With an unspecified number of “hundreds” of backlist titles being put into Amazon’s Kindle Unlimited UK and Kindle Unlimited Australia subscription service, HarperCollins UK breaks ranks with the other Big 5 publishers, leaving the unanswered question, what next?
There are two intertwined issues here, that this experiment by HarperCollins brings to a head.
First we have a Big 5 publisher taking the idea of subscription seriously. Big Pub has largely argued subscription is a bad idea, for the established markets at least, with subscription devaluing the perceived worth of the book and likely to cannibalise regular sales across formats.
That said, HarperCollins is no stranger to subscription, having had titles in Scribd and Bookbeat long since. But despite reaching one million subscribers earlier this year –
(50% in the US) Scribd does not have the same brand recognition and reader-magnetism as Kindle Unlimited. Putting titles into Kindle Unlimited is a big step.
Secondly, this is Amazon, for publishers the epitome of the word frenemy. Can’t live with, can’t live without. And it is this frenemetic relationship being tested to its limits that makes this experiment by HarperCollins so fascinating.
For several years now big publishers like HarperCollins have been raising ebook prices to dampen digital sales, because Amazon has such a stranglehold over the ebook market.

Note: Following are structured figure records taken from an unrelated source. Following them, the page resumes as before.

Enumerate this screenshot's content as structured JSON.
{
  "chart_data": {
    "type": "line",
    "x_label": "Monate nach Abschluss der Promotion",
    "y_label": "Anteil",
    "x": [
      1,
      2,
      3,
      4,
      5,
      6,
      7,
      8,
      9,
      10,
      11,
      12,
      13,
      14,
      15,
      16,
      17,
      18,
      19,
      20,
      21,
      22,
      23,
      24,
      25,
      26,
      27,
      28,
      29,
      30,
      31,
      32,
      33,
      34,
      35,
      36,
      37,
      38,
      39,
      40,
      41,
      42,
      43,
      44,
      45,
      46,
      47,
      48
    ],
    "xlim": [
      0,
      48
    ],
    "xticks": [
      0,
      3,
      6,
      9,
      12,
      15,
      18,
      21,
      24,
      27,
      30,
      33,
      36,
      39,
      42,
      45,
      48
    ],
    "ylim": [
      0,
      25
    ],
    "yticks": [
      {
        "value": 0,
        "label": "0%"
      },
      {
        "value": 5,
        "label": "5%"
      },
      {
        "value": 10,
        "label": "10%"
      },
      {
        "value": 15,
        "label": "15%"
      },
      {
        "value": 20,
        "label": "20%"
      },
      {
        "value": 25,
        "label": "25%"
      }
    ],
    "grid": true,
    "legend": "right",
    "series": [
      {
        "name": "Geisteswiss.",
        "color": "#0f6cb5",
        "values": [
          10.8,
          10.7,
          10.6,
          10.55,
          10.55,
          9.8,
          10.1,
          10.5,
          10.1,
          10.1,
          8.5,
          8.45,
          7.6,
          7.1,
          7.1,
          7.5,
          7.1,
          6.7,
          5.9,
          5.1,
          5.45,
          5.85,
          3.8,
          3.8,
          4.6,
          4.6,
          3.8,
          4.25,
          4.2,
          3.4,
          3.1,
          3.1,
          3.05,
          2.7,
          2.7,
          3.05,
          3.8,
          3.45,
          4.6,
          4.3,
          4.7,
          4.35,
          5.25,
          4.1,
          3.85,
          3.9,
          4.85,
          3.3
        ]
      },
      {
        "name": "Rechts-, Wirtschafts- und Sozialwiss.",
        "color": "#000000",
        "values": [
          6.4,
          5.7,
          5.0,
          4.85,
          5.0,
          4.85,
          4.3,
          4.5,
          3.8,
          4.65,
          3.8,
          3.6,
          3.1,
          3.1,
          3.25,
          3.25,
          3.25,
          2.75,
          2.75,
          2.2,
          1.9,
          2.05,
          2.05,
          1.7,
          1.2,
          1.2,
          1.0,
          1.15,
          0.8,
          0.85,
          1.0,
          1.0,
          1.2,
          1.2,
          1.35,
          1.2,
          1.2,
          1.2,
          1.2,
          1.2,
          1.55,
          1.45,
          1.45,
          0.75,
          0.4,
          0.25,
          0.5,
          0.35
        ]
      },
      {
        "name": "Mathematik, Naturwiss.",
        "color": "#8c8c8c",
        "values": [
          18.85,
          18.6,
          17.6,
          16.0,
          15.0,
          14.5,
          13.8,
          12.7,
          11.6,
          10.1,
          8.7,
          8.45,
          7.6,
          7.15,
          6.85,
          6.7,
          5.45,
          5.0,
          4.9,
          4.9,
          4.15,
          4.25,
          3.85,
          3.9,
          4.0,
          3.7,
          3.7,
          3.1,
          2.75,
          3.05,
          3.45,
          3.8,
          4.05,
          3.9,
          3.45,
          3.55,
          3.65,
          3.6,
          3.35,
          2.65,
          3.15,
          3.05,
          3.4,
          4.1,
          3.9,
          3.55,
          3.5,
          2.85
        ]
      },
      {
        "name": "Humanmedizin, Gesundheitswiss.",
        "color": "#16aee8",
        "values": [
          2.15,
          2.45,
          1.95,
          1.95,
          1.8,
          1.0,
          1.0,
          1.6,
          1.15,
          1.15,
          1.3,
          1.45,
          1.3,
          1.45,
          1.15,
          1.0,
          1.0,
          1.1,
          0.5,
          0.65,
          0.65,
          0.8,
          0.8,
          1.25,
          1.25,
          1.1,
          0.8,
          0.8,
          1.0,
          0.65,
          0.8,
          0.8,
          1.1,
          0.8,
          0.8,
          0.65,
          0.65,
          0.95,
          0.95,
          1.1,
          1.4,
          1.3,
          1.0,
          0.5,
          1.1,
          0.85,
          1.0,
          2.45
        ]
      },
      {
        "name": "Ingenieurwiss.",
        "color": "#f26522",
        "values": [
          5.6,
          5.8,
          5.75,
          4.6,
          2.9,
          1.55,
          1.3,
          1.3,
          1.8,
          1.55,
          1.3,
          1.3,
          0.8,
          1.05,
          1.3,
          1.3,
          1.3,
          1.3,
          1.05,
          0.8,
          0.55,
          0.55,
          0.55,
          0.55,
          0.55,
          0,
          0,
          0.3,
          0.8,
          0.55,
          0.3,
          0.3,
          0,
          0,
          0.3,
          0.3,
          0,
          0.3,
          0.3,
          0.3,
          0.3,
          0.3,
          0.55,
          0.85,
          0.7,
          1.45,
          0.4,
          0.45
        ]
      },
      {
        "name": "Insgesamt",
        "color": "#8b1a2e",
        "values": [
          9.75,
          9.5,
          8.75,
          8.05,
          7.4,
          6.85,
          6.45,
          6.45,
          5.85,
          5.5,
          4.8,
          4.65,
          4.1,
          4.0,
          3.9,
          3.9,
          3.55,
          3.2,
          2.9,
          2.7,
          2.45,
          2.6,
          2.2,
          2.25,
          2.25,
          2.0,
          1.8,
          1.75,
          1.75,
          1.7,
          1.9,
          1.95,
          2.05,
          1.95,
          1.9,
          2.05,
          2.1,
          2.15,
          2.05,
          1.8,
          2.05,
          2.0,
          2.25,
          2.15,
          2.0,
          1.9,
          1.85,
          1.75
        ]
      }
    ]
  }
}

Now we have HarperCollins strengthening the consumer appeal of Amazon’s subscription service by loading “hundreds” of backlist titles that readers will be able to binge on for only £7.99 a month.
With big-name authors like Cecelia Ahern, Bernard Cornwell and David Walliams the idea is Kindle Unlimited will act as a discovery vehicle leading to regular sales of front-list titles from those authors.
A HarperCollins spokesman told The Bookseller,
We are testing participation with Kindle Unlimited in the UK with a limited number of our e-books to understand how readers use the service and to ensure we are exploring all possible avenues for our authors. We believe there is opportunity to drive sales through Kindle Unlimited and a la carte sales by allowing readers as much choice as possible in how they access content.
The terms for HarperCollins’ engagement with Kindle Unlimited have not been disclosed, but it seems likely it will be the standard KEP ebook royalty rate per download, which could prove very lucrative for the publisher. It goes without saying readers are going to download more titles if they are paying once and can read as much as they like for the next thirty days.
That’s not a sustainable model across the board for Amazon, but taking a hit on a few Big Pub titles will be worth it to get more consumers signing up to the service.
Similarly Apub authors and selected indies are given preferential terms for Kindle Unlimited downloads.
But by volume the vast bulk of the Kindle Unlimited catalogue is made up of self-published titles uploaded via KDP with a condition of exclusivity.
These authors get paid by the number of pages read, from a share of a “pot” comprised of part of the subscription fees, the value of which is only announced by Amazon after the event.
Back in July 2014 that pot was worth $2.5 million. The most recent pot announced for August 2019 (the September pot will be declared mid-October) was $25.8 million.
Over the past twelve months Amazon has paid out $291.3 million to KDP authors using Kindle Unlimited, so no surprise bigger publishers like HarperCollins are wanting some of the action.
That $291.3 million of course is just part of the ebook revenue going to self-publishers each year, untracked by Nielsen and conveniently ignored by those in the industry who prefer to push the faux narrative that ebooks are yesterday’s format.
Whether HarperCollins will share the results of their experiment with Kindle Unlimited remains to be seen, but my guess is that in pure financial terms this is going to be a boon for HarperCollins. Not least because Amazon has a vested interest in the company and the titles doing well. Big-name authors have consumer appeal and attracting more big-name titles into the subscription service can only benefit Amazon.
But of course any publisher’s business decisions need to be made on more than just short term revenue boosts like this. And because this is Amazon the frenemy issues will loom large in any long term decisions made.
Publishers, agents and authors alike will be watching closely to see how this pans out.
And waiting in the wings will be subscription services like Storytel which have yet to venture into the western Anglophone markets, mainly because publishers are wary of the subscription model, as Bookbeat found when it tried to crash the UK market.
If HarperCollins finds the benefits of Kindle Unlimited to be proven and other publishers sit up and take notice it would be short leap of faith to start talking with Jonas Tellander about a Storytel UK launch.
For publishers the advantages would be clear, once they overcome their understandable but unjustified worries about the model itself.
Having a rival subscription service of Storytel’s stature to counterbalance Amazon’s market dominance in both the ebook and audiobook sectors could prove a game-changer.
The engagement by HarperCollins with Kindle Unlimited could be the first step in that direction.